Autologous Regenerative Tissue Therapy (cells) from adipose tissue

–   About 150 to 200 ml of adipose tissue is obtained in a blood bag by performing liposuction. This procedure should be done preferably by a plastic surgeon in an OT after giving general anesthesia.

–       Regenerative Tissue Therapy (cells) should be processed and isolated under GMP and GLP standards.

–       The final volume of 5 to 10 ml is administered via intravenous route within 6 to 8 hours of its collection.

–       Since the Regenerative Tissue Therapy (cells) cannot be tested for possible bacterial contamination, an antibiotic cover before the infusion is necessary.

Route of administration: Intravenous.

Or

Autologous Regenerative Tissue Therapy (cells) derived from Peripheral Blood
–       The Regenerative Tissue Therapy (cells) should be collected by performing apheresis. It should be carried out in an ambient environment with the help of a programmed cell separator like Kobe Spectra or Hemonitics that provides the desired volume of Regenerative Tissue Therapy (cells) (about 200 to 250 ml) from the peripheral blood stream into a specially designed blood bag.

–       nitial infusion with GM-CSF (in a dosage of 5 µ-grams per kg body weight in an adult patient and 2.5 µ-grams per kg body weight in a pediatric patient) helps in ensuring optimum mobilization of the essential Regenerative Tissue Therapy (cells) from the bone marrow.

Route of administration: Intravenous.

Or

Autologous Regenerative Tissue Therapy (cells) derived from skin, small intestine, liver, cornea, teeth, etc.

–   The Regenerative Tissue Therapy (cells) can be obtained from these organs by performing sophisticated techniques for their isolation in an operation theater, after giving general anesthesia.

–       Regenerative Tissue Therapy (cells) are then processed and isolated as per GLP and GMP standards.

–       The final volume of 5 to 10 ml is administered via intravenous route within 6-8 hours of the collection.

–       As these Regenerative Tissue Therapy (cells) cannot be tested for bacterial contamination, it is essential that an antibiotic cover is provided prior to the infusion.

Route of administration: Intravenous.

Support Groups

You can reduce the stress of the illness by joining a support group where patients can share common problems and experiences. Check muscular dystrophy – support group. The Muscular Dystrophy Association is a very good source for information on this disease.

Outlook (Prognosis)

Duchenne muscular dystrophy causes rapidly worsening disability. It may lead to death by the age of 25, typically due to lung disorders.

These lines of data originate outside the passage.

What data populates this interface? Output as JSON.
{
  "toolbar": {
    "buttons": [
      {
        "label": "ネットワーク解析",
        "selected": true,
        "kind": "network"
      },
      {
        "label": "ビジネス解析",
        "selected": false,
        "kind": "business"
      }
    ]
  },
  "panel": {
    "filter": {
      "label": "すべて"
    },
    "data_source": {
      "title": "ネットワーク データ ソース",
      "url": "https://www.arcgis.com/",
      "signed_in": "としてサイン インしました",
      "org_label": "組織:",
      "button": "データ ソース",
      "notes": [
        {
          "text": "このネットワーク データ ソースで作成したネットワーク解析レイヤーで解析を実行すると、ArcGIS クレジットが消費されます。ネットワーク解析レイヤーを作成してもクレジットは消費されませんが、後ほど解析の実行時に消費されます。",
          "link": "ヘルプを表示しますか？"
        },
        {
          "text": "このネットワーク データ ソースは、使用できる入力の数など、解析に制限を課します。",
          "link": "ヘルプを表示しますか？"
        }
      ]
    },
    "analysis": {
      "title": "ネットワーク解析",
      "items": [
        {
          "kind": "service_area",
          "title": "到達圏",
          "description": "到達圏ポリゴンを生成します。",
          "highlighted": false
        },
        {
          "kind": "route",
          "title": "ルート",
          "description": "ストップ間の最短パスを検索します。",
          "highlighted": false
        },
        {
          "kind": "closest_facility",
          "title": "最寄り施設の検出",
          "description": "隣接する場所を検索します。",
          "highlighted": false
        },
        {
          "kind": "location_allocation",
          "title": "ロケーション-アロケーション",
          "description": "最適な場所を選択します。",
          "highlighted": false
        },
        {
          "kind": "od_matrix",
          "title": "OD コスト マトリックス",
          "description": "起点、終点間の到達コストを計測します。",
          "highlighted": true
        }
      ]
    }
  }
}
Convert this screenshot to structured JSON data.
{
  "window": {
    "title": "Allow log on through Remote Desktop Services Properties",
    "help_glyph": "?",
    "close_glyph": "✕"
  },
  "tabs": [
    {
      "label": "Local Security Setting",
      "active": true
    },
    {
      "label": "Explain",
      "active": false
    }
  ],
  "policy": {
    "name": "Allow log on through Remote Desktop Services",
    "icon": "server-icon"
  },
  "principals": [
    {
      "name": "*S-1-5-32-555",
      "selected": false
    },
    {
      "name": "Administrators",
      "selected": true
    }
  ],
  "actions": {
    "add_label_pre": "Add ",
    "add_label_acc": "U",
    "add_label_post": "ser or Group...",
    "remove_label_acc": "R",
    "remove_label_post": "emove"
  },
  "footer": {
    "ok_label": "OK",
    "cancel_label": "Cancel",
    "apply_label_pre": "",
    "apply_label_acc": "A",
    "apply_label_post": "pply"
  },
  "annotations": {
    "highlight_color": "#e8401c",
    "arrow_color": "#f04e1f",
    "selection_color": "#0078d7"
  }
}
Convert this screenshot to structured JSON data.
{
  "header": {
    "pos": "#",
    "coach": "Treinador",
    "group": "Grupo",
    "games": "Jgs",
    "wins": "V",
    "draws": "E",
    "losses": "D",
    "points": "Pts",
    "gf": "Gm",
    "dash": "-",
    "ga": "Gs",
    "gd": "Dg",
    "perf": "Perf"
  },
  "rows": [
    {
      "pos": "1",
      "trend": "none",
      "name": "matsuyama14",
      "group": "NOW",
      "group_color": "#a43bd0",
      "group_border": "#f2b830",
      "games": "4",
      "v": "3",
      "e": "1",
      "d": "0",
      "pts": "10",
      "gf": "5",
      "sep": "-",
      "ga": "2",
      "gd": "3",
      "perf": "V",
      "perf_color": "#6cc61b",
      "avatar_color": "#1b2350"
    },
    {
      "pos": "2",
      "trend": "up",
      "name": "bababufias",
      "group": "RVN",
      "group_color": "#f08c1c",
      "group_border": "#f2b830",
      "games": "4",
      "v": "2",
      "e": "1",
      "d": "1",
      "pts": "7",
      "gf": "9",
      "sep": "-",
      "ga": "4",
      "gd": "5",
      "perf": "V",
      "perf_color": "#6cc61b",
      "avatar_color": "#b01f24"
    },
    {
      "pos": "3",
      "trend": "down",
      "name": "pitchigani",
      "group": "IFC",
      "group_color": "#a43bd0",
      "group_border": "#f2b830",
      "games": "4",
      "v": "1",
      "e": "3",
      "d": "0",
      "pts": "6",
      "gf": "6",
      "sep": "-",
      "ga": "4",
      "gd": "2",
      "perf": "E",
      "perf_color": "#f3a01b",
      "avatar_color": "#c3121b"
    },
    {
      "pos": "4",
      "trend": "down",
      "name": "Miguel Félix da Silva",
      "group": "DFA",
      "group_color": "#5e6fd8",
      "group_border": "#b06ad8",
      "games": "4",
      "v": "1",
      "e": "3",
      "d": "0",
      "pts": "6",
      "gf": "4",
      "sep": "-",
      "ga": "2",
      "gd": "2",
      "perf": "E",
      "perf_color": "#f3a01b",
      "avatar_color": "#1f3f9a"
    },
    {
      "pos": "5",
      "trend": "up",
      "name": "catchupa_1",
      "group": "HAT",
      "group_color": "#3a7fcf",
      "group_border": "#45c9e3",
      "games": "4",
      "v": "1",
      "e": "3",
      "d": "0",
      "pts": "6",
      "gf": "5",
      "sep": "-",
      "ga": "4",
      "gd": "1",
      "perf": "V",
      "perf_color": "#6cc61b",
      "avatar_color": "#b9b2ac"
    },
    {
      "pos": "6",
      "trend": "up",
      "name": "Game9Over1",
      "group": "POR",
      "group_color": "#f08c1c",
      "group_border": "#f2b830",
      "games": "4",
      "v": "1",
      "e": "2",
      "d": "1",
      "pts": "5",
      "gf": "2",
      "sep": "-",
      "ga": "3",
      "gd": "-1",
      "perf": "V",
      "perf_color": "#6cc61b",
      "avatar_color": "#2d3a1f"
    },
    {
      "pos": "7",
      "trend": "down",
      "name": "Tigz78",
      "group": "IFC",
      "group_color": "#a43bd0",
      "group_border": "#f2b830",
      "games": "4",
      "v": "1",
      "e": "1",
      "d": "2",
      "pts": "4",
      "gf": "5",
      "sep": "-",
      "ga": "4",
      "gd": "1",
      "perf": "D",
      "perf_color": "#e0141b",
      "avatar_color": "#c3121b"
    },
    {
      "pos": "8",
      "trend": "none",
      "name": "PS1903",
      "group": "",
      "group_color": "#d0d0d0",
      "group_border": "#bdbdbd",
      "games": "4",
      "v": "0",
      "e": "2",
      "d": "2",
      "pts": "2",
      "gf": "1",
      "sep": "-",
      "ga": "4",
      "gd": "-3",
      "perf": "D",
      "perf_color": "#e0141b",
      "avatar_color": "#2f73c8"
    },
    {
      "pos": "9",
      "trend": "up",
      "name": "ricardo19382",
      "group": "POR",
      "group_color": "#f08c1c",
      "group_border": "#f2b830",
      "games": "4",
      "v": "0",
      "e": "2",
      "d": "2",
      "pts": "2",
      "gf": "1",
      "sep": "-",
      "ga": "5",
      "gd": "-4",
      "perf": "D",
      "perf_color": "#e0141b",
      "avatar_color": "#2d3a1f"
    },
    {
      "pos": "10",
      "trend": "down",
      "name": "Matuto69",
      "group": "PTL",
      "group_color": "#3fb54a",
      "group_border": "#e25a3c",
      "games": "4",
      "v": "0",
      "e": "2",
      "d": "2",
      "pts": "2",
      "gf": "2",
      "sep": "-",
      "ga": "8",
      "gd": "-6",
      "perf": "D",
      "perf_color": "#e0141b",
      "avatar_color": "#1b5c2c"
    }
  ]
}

Possible Complications of DMD

  • Deformities
  • Congestive cardiac failure (rare)
  • Cardiomyopathy
  • Mental impairment (varies, minimal in most cases)
  • Arrhythmias (rare)
  • Permanent, progressive disability
  • Reduced mobility
  • Reduced ability to take care of self
  • Respiratory infections like Pneumonia
  • Respiratory failure

When to contact a healthcare expert

You should contact your healthcare provider when:

•      Your child develops symptoms of Duchenne muscular dystrophy

•    The symptoms aggravate or new symptoms start appearing, such as fever, breathing difficulties or cough

Prevention

Genetic counseling is highly beneficial especially when there is a family history of the condition. DMD can be detected with almost 95% accuracy by performing genetic studies during pregnancy.

Alternative Names

Muscular dystrophy – Duchenne type; Pseudohypertrophic muscular dystrophy

PRECAUTION

Consulting

  • Before doing any treatment please consult your doctor to confirm if the treatment is the right one for you.